Sir Peter and Professor Paul Lauterbur (Illinois) shared the prize for their pioneering work on MRI body scanners. The technique creates images of the deep structures of the body, which facilitates diagnosis and treatment of a wide range of medical conditions.
Commenting on the award, Emeritus Professor John Mallard (Aberdeen), another UK pioneer in the field, said that historical accounts of the development of MRI tended to imply it was invented in America, when "all the early developmental work was done in this country".
However, not all historical accounts make that mistake, explains UCL's Dr Tilli Tansey, Reader in the History of Modern Medical Sciences: "In 1996 we held a Witness Seminar entitled 'Making the Human Body Transparent: The Impact of Nuclear Magnetic Resonance and Magnetic Resonance Imaging'. Those at the meeting examined the original discovery of nuclear magnetic resonance and its application in spectroscopy and in MRI during the past 50 years.

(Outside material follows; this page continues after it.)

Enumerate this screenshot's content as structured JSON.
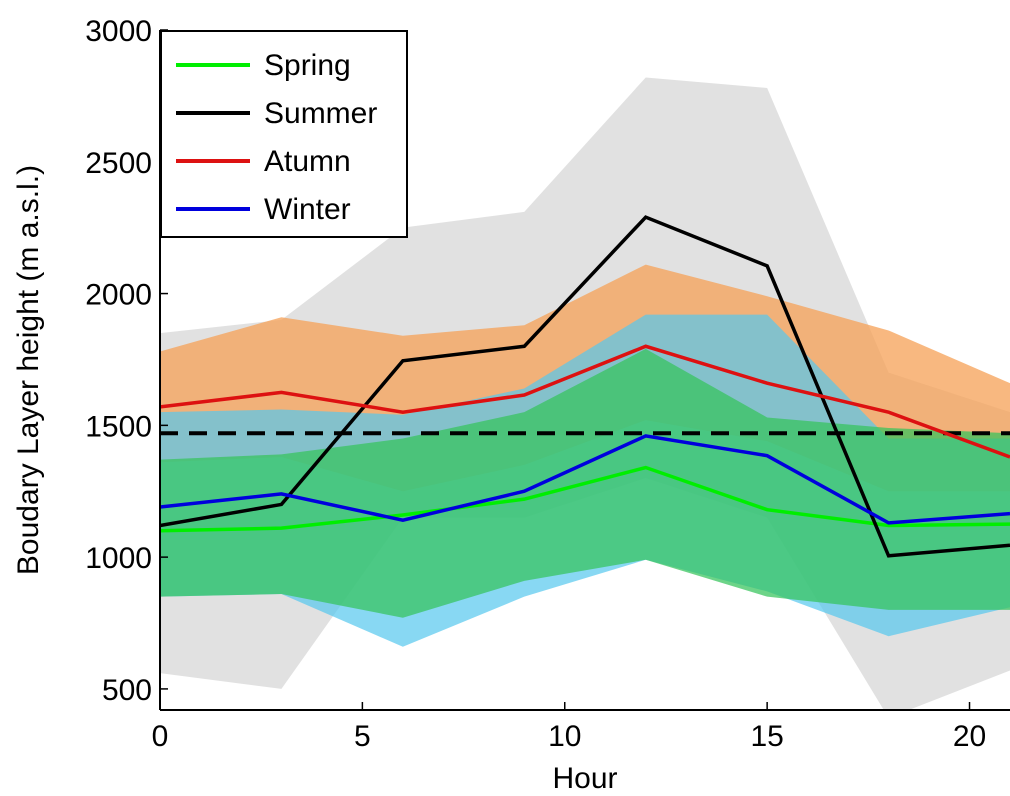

They also considered the scientific and technical developments, the biological and clinical applications of these new technologies, and issues relating to the support and impact of industrial research in the biomedical and clinical fields."
Witness Seminars involve bringing together people associated with a particular
set of circumstances or events, to discuss, debate and even disagree about their
reminiscences. Since 1994 they have formed a routine part of the work of the
History of 20th-Century Medicine Group. More than 30 have been held, most of
which have been published. The entire proceedings of the MRI seminar and other
meetings are available online.
Image: Leading figures from the field of NMRI attended the witness seminar 'Making the Human Body Transparent: The Impact of Nuclear Magnetic Resonance and Magnetic Resonance Imaging', including Nobel Laureate Professor Sir Peter Mansfield.